That’s why I don’t even want a self-drive car…it takes fun away.

Hugh Crawford
Hugh Crawford
1 month ago

“ presentation by a muscle-themed Christian group”

What?

Hunky Jesus in middle school? Context tells me there were flashing lights involved, but still not much of a clue.

Defenestrator
Defenestrator
1 month ago
Reply to  Hugh Crawford
CSRoad
CSRoad
1 month ago

So I’m wondering does it respond similarly to an infrared flashing light source and is anybody making an add on card for that weird flipper dolphin toy yet?

Joe The Drummer
Joe The Drummer
1 month ago

I don’t give one 10th of a damn about what flashing police lights do to self-driving cars.

I care about how every police car parked on the side of the road after dark is now a pulsating disco rave lightshow that forces me to look away and NOT KEEP MY EYES STRAIGHT AHEAD, because that is what the situation requires in the name of safety, so that I don’t become night-blind and crash into the cop car in question, or anyone else.

And I don’t even have chronic migraines and a seizure disorder like my wife, who cannot tolerate flashing or strobing lights, not even those nowhere near as bright as this bullshit: https://media.tenor.com/IRo577hv8hEAAAAM/police-car.gif

Cop car lights have been out of hand for decades now, and pose a very real and present danger to HUMAN DRIVERS, while keeping neither police nor civilians any safer than the good old-fashioned “gumball machines” on the police cruisers of my youth. Let’s change that for the sake of not blinding actual PEOPLE who drive cars – self-drivers can reap the benefit as a knock-on effect, but it is human drivers who need this to change, not self-driving cars.

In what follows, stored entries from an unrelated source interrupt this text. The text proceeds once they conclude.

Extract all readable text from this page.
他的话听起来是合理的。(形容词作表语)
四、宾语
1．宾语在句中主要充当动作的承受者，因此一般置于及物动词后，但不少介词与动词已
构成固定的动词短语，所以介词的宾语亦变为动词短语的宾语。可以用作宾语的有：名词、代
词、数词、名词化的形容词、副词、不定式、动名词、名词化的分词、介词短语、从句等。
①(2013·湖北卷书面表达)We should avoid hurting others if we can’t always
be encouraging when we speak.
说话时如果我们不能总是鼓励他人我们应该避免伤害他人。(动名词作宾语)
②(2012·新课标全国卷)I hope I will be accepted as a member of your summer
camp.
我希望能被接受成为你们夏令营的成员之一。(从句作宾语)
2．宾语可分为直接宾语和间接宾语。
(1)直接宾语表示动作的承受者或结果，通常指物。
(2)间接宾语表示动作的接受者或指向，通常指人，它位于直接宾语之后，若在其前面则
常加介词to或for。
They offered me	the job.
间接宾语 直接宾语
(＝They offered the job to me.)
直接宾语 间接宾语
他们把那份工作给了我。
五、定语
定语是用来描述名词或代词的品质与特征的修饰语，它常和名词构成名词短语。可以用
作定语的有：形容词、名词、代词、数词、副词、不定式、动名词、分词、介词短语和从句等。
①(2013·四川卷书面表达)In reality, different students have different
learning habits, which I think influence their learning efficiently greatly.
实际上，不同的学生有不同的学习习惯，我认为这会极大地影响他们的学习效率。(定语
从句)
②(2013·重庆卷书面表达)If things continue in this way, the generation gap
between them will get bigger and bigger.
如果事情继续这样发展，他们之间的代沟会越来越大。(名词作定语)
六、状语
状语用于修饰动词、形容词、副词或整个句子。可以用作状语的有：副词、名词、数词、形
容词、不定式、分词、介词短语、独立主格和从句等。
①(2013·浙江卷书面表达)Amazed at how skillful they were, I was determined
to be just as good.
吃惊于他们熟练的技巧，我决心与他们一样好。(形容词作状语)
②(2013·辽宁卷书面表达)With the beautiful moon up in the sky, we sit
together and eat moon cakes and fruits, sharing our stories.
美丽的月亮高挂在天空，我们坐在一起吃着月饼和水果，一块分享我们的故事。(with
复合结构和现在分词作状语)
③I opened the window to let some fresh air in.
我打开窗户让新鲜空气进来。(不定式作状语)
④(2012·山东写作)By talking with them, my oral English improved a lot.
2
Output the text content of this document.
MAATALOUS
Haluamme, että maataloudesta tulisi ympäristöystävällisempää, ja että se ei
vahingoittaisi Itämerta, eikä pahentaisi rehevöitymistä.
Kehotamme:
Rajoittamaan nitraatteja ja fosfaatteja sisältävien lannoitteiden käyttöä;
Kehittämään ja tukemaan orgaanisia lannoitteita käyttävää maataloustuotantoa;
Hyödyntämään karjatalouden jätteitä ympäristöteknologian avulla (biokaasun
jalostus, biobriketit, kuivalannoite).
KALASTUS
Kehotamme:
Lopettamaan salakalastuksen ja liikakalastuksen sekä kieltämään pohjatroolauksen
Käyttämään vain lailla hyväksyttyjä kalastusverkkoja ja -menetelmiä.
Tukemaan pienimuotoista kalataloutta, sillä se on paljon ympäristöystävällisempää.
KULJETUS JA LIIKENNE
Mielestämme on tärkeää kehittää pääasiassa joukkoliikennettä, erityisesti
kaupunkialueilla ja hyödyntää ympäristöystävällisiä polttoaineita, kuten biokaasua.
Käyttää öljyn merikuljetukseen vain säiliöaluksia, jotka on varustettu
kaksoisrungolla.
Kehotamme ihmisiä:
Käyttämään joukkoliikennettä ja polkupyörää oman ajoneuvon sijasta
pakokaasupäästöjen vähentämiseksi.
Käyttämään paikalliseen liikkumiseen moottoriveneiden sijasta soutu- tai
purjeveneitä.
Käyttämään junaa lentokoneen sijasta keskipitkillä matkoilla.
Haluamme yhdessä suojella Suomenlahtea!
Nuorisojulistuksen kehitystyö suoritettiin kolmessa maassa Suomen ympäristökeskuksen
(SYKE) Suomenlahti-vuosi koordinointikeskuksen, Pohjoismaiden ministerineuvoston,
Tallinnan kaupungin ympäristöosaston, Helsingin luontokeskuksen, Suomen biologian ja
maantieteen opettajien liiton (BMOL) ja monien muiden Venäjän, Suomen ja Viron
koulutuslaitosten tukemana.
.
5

Did anyone ever study this at all before they figured out that it freaks out self-driving cars? Nobody ever thought about what it does to human beings too?

Christocyclist
Christocyclist
1 month ago

I agree 100%. My wife of sick of my raging everytime I see the blinding Po-Po Disco light shows. I comment everytime that I can’t believe that there isn’t some sort of safety regulation for this. It seems to be getting worse. It’s nuts

Aron9000
Aron9000
1 month ago

Ive noticed the same thing with tow trucks on the shoulder. Especially the heavy wreckers for semi trucks. Its like a chunk of the sun fell to earth on the side of a dark highway, completely blinds you. And ruins your night vision for the next couple miles till your eyes readjust.

Gaston
Gaston
1 month ago

Agreed. And would also add nighttime construction. Is there any reason they cannot direct their stadium lights AWAY from oncoming traffic? If I’m blinded by your lights, how does that make you safer? Of course these are often accompanied by the prerequisite police car with its cacaphony of lights. And I’m a responsible driver – I slow down (to the degree I won’t get rear-ended by the impatient jackasses) – so what situation does that create for the workers when blinded drivers are barreling through a construction zone?

First Last
First Last
1 month ago

So much this. Your average economy car has been smart enough to auto-dim the dashboard lights at night for the last several decades. How can there be no “night mode” for these fancy-pants modern emergency vehicle lights??

TheDrunkenWrench
TheDrunkenWrench
1 month ago

So what you’re saying is driverless cars are powerless against raves and music festivals?

Droid
Droid
1 month ago

how are these level 2 & 3 systems not ceding command/control to operator when confronted with emergency flashers??
it’s not like the system didn’t see the flashing lights until impact, should be ample opportunity for system to say “hey i can’t handle this, take the wheel”.
ceding control has been criticized as a fatal flaw in level 2 & 3 cuz humans suck at that sort of on-demand task, but here is an obvious case where even the hapless operator knows the system should puke…and it plows into the firetruck anyways?

Cheap Bastard
Cheap Bastard
1 month ago

researchers say that used by someone hoping to attack a driverless car. You can imagine someone on the road, approaching a car employing an ADAS system, and then flashing a bunch of random lights at it in order to confuse the vehicle into stopping or slowing down.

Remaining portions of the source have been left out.